Pictures tell stories. We learn this from our earliest days. Our parents read to us—lulling us towards sleep in that sing-song cadence we know so well—and we are enraptured not only by the words, but with the images that compliment them. Sure, we may outgrow our love of picture books, but we never forget the indelible joy of seeing a narrative unfold before us. Perhaps that’s why so many of us love comic books and graphic novels, and why nearly all of us are drawn to TV and film.
But pictures don’t have to be expressly tied to a complimenting narrative in order to tell a story. For instance, think of a favorite photograph—or better yet, go find one. (Yes, right now. Look in the frames on your desk or your wall, scan the covers on your bookshelves, or even (sigh) scroll through your phone if you must.) Find a photograph that compels you to know more—about the setting, about the subject, even about the person on the other side of the camera. How many stories could that one photograph tell?
In his short tour de force Camera Lucida, French writer and philosopher Roland Barthes attempts to make sense of his own interest in photography, and in doing so, suggests for the reader a framework for understanding photographs as a distinctly narrative experience. Years ago, I read Barthes’s work in tandem with W.G. Sebald’s stunning novel Austerlitz, a book which masterfully uses photographs—their materiality and notion they are imbued with memory—as a narrative device. I’ve been obsessed with reading photographs as texts ever since.
My debut novel, The Act of Disappearing, is grounded by an opening image: a photograph taken in 1964 of a woman falling from a train bridge into the Ohio River, clutching to her chest what appears to be a baby. The rest of the book is a race to discover all the mysteries embedded in that image. Of course, the use of photographs as a plot device in mystery novels (in general) and crime fiction (in particular) is a staple of the genre: crime scenes, witness testimony, missing persons reports—opportunities abound for photographs to become an integral part of the discovery process for both the characters and their readers.
But beyond constructs of narrative device, photographs can serve as a primary means of inspiration for the subject matter of the story itself. As Barthes suggests, the subject of any photograph is transformed into a kind of death as soon as the shutter clicks—that is, once the light of a fleeting moment is caught on film, the object observed in the picture can never again be precisely the same as it was when entombed on the developed film. When thought of this way, photographs are interesting not only for the way they invite a reading of the image as captured in the now, but also the imaginings they demand of the before and after the picture is taken. Perhaps an example will help. It’s a famous one—written about countless times—so maybe you’ll know it.
In 1947, photography student Robert Wiles witnessed a young woman jumping to her death from the observation platform of the Empire State Building. Within minutes of the fatal act, Wiles captured an image of the woman, 23-year-old Evelyn McHale, in a photograph that has often been dubbed—and I’m careful to quote here—“The most beautiful suicide.” I have to admit: despite my reflexes against that description, I understand it. In the photograph, McHale is reposed atop the crumpled roof of a limousine as if she were positioned there for that precise shot: makeup perfectly applied, legs gracefully crossed at the ankle, face serene. It is a haunting image for its uncanny amalgamation of horror and beauty.
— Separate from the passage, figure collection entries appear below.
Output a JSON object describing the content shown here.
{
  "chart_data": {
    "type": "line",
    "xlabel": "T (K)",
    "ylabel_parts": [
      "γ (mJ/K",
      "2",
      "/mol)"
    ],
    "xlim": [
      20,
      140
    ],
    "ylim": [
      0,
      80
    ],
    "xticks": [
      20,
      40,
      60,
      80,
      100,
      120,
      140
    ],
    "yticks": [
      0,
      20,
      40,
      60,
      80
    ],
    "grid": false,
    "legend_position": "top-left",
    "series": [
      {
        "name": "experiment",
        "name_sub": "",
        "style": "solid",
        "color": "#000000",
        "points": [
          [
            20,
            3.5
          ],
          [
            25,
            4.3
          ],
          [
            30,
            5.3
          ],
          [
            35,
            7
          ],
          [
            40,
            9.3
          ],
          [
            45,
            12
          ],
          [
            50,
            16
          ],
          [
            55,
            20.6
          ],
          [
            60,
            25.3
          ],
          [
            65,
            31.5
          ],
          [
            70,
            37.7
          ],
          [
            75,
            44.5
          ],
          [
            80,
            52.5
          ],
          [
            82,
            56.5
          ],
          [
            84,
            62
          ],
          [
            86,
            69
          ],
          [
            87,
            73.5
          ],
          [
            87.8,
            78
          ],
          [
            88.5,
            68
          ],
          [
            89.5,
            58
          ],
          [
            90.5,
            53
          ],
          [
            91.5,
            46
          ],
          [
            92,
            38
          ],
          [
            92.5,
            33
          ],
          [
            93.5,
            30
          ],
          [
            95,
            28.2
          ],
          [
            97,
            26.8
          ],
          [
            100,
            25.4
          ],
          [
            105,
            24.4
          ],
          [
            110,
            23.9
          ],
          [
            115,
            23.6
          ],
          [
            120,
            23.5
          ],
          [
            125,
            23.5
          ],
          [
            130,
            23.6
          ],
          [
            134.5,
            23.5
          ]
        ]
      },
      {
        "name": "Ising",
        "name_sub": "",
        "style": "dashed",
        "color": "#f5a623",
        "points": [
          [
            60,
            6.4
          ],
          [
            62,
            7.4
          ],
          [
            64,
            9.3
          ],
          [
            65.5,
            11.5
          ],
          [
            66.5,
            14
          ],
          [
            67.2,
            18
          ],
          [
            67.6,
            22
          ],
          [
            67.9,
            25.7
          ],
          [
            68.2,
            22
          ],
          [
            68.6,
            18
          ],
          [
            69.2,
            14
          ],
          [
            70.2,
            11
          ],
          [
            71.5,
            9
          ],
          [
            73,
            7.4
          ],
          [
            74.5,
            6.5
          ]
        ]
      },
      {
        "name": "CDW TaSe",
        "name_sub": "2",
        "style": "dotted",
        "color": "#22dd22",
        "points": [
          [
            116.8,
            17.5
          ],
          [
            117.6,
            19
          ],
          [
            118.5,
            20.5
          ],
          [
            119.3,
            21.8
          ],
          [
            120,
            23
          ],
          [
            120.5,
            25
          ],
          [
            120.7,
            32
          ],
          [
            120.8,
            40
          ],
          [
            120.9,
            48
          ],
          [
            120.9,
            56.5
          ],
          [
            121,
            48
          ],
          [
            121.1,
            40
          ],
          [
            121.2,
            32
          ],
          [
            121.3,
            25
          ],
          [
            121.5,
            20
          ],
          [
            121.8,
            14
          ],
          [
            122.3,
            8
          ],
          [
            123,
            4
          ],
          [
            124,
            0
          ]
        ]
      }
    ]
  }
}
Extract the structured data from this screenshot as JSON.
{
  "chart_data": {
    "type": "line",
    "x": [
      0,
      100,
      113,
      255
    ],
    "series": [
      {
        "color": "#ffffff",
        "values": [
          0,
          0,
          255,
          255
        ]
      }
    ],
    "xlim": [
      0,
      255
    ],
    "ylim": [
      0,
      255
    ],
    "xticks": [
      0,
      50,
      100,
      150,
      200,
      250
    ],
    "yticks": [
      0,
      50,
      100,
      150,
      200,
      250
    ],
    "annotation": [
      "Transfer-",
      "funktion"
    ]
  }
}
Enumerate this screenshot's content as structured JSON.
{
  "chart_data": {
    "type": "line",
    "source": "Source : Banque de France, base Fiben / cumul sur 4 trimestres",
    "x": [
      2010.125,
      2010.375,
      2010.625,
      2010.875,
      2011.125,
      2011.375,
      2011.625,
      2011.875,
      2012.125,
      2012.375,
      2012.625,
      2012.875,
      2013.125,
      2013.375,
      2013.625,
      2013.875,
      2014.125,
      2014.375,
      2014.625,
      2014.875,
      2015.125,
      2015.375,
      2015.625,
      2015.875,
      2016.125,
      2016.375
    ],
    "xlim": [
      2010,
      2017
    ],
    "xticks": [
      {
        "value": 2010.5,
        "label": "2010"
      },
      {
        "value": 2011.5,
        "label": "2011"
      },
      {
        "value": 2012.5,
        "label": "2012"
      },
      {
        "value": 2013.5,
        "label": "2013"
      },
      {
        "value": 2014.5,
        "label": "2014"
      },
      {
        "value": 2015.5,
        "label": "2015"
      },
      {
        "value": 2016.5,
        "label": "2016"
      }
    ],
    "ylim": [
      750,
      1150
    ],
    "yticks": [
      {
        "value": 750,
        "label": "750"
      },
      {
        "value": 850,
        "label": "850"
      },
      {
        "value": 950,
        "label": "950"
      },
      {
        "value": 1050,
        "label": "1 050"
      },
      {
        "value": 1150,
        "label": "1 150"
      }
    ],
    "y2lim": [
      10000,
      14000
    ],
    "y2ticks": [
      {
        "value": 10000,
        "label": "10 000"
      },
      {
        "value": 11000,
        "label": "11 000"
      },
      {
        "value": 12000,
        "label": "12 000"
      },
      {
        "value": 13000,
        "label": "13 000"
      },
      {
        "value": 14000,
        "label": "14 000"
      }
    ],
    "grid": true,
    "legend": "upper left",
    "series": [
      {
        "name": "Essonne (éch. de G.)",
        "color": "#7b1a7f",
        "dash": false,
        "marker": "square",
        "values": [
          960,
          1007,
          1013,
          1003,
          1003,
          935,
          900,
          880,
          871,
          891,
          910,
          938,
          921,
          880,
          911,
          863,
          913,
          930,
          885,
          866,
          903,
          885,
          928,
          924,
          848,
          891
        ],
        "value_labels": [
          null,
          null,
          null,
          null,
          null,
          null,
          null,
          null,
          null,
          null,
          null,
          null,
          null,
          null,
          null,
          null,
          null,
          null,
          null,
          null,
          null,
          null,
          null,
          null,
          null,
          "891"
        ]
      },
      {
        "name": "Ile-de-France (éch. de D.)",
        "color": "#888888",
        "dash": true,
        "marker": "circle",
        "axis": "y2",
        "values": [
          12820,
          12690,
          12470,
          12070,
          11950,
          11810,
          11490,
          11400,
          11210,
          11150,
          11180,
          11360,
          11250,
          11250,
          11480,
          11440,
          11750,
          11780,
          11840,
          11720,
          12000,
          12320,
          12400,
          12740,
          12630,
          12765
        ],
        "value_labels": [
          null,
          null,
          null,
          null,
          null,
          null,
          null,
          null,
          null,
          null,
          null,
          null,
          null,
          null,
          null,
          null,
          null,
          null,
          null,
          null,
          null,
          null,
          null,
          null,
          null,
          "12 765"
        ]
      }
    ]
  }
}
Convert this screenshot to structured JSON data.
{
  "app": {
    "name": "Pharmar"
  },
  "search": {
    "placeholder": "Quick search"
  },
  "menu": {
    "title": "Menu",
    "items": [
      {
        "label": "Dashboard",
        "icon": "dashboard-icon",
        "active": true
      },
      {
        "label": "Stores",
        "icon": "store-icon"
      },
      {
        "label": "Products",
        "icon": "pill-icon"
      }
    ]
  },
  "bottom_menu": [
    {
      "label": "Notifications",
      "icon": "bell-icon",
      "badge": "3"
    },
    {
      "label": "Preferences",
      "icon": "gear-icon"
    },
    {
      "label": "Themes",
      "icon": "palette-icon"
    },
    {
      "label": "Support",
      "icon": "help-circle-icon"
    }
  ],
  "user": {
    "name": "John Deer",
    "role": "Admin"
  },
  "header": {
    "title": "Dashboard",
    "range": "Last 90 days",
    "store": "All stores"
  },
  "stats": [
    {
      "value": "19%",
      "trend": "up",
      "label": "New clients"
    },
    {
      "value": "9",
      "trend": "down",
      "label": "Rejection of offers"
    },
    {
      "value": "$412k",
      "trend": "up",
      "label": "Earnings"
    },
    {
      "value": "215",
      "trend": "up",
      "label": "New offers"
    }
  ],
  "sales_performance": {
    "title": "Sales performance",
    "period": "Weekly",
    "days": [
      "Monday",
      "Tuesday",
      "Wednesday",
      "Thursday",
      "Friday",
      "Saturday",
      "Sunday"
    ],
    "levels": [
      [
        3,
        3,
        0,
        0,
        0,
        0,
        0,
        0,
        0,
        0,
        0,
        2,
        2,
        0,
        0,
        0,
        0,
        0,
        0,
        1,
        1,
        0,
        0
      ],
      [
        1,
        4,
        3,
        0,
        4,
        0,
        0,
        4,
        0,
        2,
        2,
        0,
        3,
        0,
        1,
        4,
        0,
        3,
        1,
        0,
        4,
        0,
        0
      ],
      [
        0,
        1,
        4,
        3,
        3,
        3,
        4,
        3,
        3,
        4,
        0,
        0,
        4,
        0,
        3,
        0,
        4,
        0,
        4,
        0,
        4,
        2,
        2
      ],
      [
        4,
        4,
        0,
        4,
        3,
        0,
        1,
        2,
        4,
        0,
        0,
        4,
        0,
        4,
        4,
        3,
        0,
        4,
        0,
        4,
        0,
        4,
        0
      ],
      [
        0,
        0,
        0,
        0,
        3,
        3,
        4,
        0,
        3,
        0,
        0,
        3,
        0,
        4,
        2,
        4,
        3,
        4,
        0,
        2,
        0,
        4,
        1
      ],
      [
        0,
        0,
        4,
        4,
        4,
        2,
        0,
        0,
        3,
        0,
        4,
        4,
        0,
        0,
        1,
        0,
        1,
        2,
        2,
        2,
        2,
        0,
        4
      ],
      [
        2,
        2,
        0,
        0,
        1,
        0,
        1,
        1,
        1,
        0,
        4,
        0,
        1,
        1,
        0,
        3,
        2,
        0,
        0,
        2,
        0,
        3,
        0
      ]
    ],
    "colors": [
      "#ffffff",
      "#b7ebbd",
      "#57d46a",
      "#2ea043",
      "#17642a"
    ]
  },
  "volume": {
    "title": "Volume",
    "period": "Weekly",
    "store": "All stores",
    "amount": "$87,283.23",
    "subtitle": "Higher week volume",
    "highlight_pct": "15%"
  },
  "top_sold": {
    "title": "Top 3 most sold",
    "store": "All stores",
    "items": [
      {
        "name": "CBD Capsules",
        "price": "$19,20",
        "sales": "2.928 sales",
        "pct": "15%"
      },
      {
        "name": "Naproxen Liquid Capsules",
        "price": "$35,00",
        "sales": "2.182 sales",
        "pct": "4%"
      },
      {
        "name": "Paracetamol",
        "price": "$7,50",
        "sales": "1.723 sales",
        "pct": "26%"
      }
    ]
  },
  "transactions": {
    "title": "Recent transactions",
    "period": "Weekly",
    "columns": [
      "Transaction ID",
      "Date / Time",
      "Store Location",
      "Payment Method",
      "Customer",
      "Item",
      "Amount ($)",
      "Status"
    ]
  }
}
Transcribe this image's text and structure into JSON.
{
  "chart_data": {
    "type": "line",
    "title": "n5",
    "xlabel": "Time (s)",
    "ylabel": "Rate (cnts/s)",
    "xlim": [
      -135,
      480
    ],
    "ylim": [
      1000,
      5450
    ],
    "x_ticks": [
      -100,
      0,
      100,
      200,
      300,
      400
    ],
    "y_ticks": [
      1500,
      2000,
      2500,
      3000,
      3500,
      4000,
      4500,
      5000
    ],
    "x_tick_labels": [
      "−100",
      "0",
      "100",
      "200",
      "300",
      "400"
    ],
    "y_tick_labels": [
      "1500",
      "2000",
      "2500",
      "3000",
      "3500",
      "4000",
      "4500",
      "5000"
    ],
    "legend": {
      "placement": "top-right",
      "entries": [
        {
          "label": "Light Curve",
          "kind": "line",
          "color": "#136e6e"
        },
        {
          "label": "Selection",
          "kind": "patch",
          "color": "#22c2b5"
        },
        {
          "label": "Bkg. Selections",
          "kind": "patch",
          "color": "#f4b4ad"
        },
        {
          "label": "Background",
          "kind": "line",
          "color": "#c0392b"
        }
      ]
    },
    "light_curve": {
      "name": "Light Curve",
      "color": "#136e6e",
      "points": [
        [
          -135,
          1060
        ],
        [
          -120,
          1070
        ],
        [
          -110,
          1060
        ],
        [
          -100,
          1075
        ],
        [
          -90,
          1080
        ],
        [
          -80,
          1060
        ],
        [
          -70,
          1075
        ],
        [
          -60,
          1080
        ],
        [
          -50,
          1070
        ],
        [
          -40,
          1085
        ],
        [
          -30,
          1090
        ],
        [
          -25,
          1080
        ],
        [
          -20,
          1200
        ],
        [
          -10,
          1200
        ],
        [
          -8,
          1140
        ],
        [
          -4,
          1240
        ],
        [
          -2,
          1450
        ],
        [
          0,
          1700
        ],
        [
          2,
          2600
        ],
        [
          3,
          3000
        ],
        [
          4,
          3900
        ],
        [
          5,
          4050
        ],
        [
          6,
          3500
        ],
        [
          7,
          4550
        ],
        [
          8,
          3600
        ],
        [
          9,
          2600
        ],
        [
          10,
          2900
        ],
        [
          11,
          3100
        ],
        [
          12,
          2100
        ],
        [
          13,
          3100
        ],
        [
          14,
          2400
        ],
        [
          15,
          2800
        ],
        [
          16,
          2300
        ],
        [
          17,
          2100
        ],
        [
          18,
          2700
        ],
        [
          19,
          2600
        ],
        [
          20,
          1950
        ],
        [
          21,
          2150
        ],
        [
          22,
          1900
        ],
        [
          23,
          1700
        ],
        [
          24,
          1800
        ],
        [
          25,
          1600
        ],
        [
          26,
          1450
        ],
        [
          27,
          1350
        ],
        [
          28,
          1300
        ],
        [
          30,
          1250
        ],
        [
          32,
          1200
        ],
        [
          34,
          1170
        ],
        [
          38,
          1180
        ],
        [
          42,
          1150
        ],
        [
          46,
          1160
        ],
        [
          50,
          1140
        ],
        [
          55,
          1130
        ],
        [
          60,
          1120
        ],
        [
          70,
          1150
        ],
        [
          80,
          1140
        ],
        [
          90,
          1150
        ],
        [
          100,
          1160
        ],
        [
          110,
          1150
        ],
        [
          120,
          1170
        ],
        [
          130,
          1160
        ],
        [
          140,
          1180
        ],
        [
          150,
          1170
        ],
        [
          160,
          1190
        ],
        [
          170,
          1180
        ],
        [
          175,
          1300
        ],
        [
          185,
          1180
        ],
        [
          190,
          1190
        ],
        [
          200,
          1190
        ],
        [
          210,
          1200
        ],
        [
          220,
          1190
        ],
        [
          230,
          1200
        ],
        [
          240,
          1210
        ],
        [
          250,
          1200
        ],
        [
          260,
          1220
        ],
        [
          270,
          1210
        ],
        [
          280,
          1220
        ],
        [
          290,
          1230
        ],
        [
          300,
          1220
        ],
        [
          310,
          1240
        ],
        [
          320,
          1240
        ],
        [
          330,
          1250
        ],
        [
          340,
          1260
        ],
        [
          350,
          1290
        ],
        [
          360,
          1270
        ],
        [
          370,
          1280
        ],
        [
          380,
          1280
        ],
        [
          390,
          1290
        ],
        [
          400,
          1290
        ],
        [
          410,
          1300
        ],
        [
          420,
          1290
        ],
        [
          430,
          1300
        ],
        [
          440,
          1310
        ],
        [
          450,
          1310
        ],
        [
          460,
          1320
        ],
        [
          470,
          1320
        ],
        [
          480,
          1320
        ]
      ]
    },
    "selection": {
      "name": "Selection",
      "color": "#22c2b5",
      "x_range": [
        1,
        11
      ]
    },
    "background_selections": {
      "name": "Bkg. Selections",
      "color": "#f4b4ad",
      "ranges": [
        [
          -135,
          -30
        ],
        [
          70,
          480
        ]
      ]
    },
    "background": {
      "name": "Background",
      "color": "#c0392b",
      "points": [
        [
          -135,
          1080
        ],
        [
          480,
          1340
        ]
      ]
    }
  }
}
Like all photographs, the image captures the now: the precise moment when the shutter clicks, a singular instance that can never be recreated. But the image also invites a reading of the before: Who was Evelyn McHale? What was her story? Did she know what the day would hold when she put on her makeup that morning? What tragic events led her to the top of the building, and what was going through her mind just before she stepped off?
Likewise, and in some ways more interestingly, the photograph invites a reading of the after: what are the consequences of that moment, and for whom? Who are the people most intimately connected with this woman? What will their lives be like without her? What will they feel when they see the image of her body published and republished again and again? Who will feel guilt over her fatal act, and in what ways is that guilt justified or not?
It’s very likely that these types of questions emerge in us from the moment when see such a photograph—whether we are consciously aware of them or not. But when we find those rare, special pictures that compel us to return to them again and again, we might find ourselves looking for deeper meaning and sharper angles—stories that are less self-evident, more surprising.
That’s the magic of drawing narrative inspiration from photographs: the stories that splinter from a single picture are endless, especially in the case of fiction, where the seed of an idea can blossom in wild and unpredictable ways. For instance, if I were writing the story of “the most beautiful suicide,” I might be as equally compelled to write about the man behind the camera as I was to write about McHale herself. Why was Robert Wiles across the street from the Empire State Building that day? After the tragedy, why was his first impulse to take a photograph? Later in life, how did he feel about the fact that the horrific end of McHale’s life was the catalyst for his own notoriety?
Of course, a photograph need not be famous, or tragic, or emotionally taxing to invite the interpretation of story. What about the photographs that we take every day—those pictures we post to our social accounts or save to our lock screens? What stories are right there, lost to the infinite scroll of our smartphone camera rolls, waiting to be told? Perhaps it is worth taking a careful look—not just at the image captured in the now, but the bleeding edges of the before and after.